With stock reductions likely to be necessary to meet tightening environmental regulations, diversifying and mixed farming will become more common, Lewis says. “Expansion of horticulture will fit nicely in some parts of New Zealand, and on some soils, but not others.” 

This may see some areas, such as Southland, more suited to pasture harvesting than others.

A prerequisite that harvesting pasture for protein in human foods won’t affect farm profitability was a focal point during the study. 

Because milk revenue reduces in step with reducing livestock numbers, the payment for harvested protein would have to exceed the lost milk revenue to prove attractive to farmers, the report says. 

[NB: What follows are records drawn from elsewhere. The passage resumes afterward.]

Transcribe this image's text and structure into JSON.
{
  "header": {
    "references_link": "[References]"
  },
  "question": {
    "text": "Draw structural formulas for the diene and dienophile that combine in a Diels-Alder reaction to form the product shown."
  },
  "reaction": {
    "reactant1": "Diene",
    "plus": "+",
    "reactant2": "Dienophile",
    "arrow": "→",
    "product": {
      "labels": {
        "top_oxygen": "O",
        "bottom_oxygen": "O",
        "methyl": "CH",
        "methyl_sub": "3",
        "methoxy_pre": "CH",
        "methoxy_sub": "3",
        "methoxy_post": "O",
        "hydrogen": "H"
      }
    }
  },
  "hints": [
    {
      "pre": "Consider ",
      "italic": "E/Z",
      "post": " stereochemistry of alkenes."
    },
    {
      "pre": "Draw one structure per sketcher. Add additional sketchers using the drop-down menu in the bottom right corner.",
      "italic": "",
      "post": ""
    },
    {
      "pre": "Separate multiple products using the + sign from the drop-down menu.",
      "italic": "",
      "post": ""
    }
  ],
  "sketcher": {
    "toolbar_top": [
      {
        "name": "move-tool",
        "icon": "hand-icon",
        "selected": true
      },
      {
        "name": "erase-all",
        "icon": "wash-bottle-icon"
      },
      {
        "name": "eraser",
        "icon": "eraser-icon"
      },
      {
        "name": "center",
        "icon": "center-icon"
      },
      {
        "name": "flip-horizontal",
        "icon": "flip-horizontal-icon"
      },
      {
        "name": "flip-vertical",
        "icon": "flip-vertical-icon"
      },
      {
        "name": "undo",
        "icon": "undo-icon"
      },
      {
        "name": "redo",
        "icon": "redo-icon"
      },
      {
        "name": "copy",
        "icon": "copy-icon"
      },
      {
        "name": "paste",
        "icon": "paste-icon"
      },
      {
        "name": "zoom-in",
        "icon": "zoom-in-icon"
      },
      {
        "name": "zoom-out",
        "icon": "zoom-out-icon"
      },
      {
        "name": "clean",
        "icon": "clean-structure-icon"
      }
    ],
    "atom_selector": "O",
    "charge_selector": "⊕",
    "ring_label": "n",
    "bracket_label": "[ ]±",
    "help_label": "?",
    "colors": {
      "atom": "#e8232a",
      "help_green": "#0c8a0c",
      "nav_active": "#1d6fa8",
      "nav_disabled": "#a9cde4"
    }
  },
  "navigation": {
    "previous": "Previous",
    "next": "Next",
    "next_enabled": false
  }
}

For farms to retain the same baseline EBIT (earnings before interest and taxes) across the various scenarios tested, protein prices between $3/kg and $6/kg to the farmer would be needed, with all harvesting costs falling on the processor.

Reductions in staffing levels – potentially by up to 20% – would contribute to cost savings, although this raised concerns among the case-study farmers over the effect of reduced employment opportunities on family members and the broader rural community. 

This was especially true for the Māori Trust owners of the Hawke’s Bay farm, who wanted to keep current levels of people working and training on the land into the future. Retaining higher staffing levels changed the financial outcomes. 

How likely is it that humans will eat pasture-based food?

Meat and dairy foods from animals have the full range of essential amino acids, the building blocks of protein needed for human health. Few plants have the complete set – but these include the pasture species perennial ryegrass and alfalfa, along with forage brassica rape.

Plant and Food Research has been working on pasture as a new source of protein for around 10 years. Leaft Foods is also developing technology in Canterbury, having secured funding from offshore investors

Processed plant protein is usually sold as a water-soluble powder that is mixed with other ingredients for food manufacture or for sports products like high-energy or muscle-building shakes. Market value for protein from whey (dairy) is highest, while pasture protein would be around a mid-range of $4–$8/kg, and the incomplete protein from peas at the lower end. 

There is a growing global market for plant proteins, as interest in vegan, vegetarian and flexitarian diets increase. The plant protein market is expected to be worth around $65 billion globally in the next five years. 

For NZ to break into this market in the next few years, Lewis says, farmers, a processor, and food manufacturers would need to move forward together.